Copycat CNN: Are Random Non-Labeled Data Enough to Steal Knowledge from Black-box Models?
This addresses security concerns for companies deploying black-box AI models, revealing a significant vulnerability that could lead to unauthorized copying, though it builds incrementally on prior work.
The paper tackles the problem of stealing knowledge from black-box convolutional neural network models by showing that querying them with random, non-labeled natural images is sufficient to create effective copycat models, achieving results that demonstrate this vulnerability across various problems and architectures.

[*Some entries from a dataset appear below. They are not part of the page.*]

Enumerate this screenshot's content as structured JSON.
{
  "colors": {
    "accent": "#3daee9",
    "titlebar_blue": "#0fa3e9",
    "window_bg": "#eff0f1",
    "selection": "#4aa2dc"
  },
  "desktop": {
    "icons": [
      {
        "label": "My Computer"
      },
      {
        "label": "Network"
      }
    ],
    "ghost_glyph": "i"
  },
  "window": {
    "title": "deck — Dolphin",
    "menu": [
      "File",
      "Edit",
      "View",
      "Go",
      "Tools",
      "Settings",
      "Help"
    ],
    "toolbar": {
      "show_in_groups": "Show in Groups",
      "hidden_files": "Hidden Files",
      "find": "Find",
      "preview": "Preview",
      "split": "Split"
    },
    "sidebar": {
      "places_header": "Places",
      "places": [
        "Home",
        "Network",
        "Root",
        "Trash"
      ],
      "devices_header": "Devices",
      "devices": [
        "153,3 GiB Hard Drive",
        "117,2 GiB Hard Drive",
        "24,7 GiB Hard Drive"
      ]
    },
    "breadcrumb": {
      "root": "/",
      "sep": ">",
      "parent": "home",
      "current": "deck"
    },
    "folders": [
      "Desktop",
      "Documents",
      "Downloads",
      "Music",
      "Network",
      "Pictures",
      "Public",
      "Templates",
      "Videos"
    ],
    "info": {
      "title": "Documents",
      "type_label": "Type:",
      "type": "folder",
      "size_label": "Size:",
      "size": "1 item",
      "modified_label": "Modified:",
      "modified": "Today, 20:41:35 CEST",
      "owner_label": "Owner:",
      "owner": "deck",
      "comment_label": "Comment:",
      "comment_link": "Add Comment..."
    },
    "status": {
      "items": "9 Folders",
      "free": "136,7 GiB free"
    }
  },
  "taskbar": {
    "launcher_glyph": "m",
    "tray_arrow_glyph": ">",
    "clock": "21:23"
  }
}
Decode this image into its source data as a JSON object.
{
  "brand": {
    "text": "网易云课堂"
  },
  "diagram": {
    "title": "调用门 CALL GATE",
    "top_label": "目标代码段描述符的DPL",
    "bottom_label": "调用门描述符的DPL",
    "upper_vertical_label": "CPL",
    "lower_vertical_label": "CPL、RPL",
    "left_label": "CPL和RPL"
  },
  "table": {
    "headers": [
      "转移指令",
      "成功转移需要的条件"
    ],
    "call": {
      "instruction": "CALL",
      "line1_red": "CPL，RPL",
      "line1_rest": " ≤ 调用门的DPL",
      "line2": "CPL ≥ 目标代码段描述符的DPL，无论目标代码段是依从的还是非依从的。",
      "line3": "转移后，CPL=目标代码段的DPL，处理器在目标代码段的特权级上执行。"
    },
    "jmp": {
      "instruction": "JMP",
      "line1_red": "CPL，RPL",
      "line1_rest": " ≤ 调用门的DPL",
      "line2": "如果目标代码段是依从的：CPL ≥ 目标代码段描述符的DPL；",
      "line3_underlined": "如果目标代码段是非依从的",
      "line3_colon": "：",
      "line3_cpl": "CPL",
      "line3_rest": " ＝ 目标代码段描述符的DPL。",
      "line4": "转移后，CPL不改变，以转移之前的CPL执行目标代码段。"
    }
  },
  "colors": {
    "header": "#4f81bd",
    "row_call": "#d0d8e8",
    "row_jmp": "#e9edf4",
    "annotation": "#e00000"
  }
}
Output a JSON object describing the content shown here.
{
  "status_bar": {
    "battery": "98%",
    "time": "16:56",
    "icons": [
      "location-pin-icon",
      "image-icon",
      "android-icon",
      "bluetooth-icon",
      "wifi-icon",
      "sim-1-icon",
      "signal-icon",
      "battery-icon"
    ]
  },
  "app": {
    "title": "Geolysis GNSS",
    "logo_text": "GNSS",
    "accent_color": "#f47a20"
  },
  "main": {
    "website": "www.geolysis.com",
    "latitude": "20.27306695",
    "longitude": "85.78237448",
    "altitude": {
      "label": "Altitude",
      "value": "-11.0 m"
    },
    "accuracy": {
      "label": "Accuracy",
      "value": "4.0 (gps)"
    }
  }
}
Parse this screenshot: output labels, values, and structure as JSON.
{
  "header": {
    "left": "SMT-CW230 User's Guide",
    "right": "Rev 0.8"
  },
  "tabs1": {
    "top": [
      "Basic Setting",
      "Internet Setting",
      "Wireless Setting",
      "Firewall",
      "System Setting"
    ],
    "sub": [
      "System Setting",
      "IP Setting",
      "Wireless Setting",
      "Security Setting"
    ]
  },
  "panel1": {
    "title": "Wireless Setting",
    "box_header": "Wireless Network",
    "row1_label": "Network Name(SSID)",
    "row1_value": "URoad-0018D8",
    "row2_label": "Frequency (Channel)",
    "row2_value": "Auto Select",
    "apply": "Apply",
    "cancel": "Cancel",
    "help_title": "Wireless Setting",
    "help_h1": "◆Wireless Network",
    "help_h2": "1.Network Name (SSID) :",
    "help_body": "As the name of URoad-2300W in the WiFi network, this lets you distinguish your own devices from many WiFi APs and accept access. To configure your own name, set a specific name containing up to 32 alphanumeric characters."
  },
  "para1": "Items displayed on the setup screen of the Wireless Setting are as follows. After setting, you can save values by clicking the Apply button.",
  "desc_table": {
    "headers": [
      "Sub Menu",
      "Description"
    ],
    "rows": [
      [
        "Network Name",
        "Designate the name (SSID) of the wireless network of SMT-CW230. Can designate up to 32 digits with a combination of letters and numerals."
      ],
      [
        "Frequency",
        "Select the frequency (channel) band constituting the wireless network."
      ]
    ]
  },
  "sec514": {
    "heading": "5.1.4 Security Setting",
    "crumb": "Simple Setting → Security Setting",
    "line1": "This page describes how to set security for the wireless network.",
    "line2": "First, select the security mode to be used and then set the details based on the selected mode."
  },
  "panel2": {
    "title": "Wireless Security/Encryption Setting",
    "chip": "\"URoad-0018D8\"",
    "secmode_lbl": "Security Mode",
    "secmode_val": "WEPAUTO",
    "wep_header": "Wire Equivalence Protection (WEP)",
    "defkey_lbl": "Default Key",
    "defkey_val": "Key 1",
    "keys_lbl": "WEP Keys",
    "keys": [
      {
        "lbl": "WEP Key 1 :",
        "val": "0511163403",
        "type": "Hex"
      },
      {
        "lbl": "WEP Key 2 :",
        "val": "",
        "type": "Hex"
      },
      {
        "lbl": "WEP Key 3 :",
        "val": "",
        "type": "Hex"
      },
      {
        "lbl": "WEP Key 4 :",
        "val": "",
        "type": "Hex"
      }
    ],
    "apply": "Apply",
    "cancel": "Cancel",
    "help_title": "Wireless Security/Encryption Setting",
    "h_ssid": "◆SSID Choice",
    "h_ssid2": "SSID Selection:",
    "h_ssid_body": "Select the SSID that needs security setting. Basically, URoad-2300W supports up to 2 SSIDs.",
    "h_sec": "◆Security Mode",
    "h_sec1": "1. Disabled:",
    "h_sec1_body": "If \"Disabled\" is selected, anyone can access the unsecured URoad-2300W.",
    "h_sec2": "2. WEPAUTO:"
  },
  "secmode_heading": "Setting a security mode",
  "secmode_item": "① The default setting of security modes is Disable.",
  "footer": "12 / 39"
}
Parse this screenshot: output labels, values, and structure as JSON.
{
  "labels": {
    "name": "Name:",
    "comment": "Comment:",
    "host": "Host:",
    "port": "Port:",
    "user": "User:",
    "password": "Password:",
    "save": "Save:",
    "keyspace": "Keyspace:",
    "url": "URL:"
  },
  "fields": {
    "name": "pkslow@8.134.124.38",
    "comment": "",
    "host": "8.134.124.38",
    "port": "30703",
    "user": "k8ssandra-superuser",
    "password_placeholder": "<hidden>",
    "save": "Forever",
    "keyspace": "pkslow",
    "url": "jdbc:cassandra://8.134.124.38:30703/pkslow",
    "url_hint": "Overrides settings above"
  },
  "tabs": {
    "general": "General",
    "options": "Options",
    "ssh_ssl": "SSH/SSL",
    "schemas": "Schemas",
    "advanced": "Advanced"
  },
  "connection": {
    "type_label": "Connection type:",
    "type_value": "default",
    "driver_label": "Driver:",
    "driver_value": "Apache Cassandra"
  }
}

Convolutional neural networks have been successful lately enabling companies to develop neural-based products, which demand an expensive process, involving data acquisition and annotation; and model generation, usually requiring experts. With all these costs, companies are concerned about the security of their models against copies and deliver them as black-boxes accessed by APIs. Nonetheless, we argue that even black-box models still have some vulnerabilities. In a preliminary work, we presented a simple, yet powerful, method to copy black-box models by querying them with natural random images. In this work, we consolidate and extend the copycat method: (i) some constraints are waived; (ii) an extensive evaluation with several problems is performed; (iii) models are copied between different architectures; and, (iv) a deeper analysis is performed by looking at the copycat behavior. Results show that natural random images are effective to generate copycats for several problems.